Bahar sevdalılarına da bu sevdanın bedeli misliyle ödetildi.
Ama bu topraklar öyle mümbit, üzerinde yaşayanlar öyle civanmertti ki, en alçak ihanetlerin yakıp kavuran ayazı bile, sevgi filizlerini tamamen öldürmeye yetmedi.
Anadolu'nun fedakar insanları, inancının gereği olarak kardelen çiçeklerini gözyaşlarıyla sulayıp, yüreklerinin sıcağında ısıttılar.
Ve yaklaşık 30 yıl önce;
genç bir din adamının
İzmir Kestanepazarı'nda mütevazı birkaç esnafla başlattığı
hizmet seferberliği, Anadolu insanının teveccüh ve desteğiyle bugün dünyanın ümidi haline geldi.
Daha bir hafta önce, yaşadığımız gezegenin öbür ucunda, Amerika'nın
Los Angeles şehrinde yaklaşık 40 akademisyen, kendilerini dinleyen yüzlerce meraklı dimağa Hocaefendi'yi, onun fikir ve aksiyon dünyasını anlattı.

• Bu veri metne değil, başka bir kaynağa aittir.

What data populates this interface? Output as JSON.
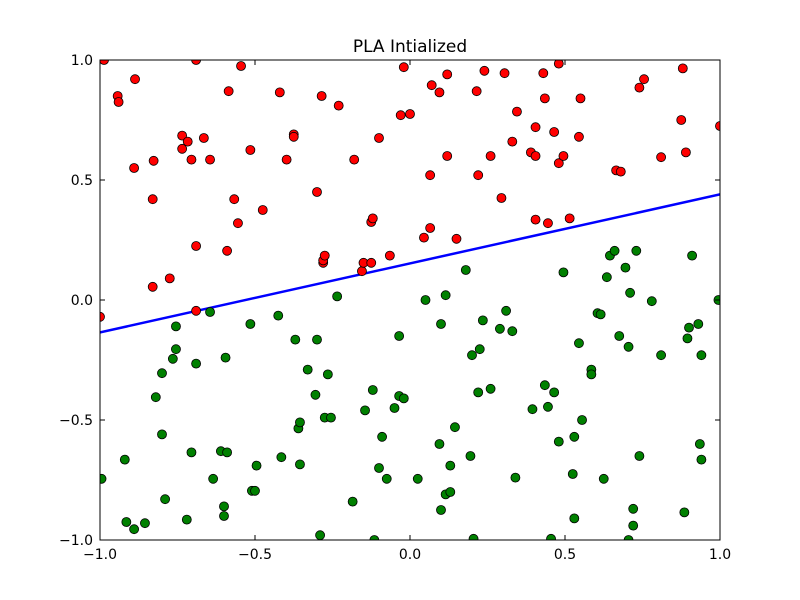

İçlerinden biri iç çekiyordu İzmir'deki o birkaç esnaf arasında olamadığı için ve şöyle diyordu:
“
Fethullah Gülen Hocaefendi'ye
destek veren o insanların arasında olmak, istişarelerine katılıp gece gündüz nasıl bu okulları ve hizmetleri desteklediklerini görmek isterdim.” (Prof. Dr. Pim Valkenberg)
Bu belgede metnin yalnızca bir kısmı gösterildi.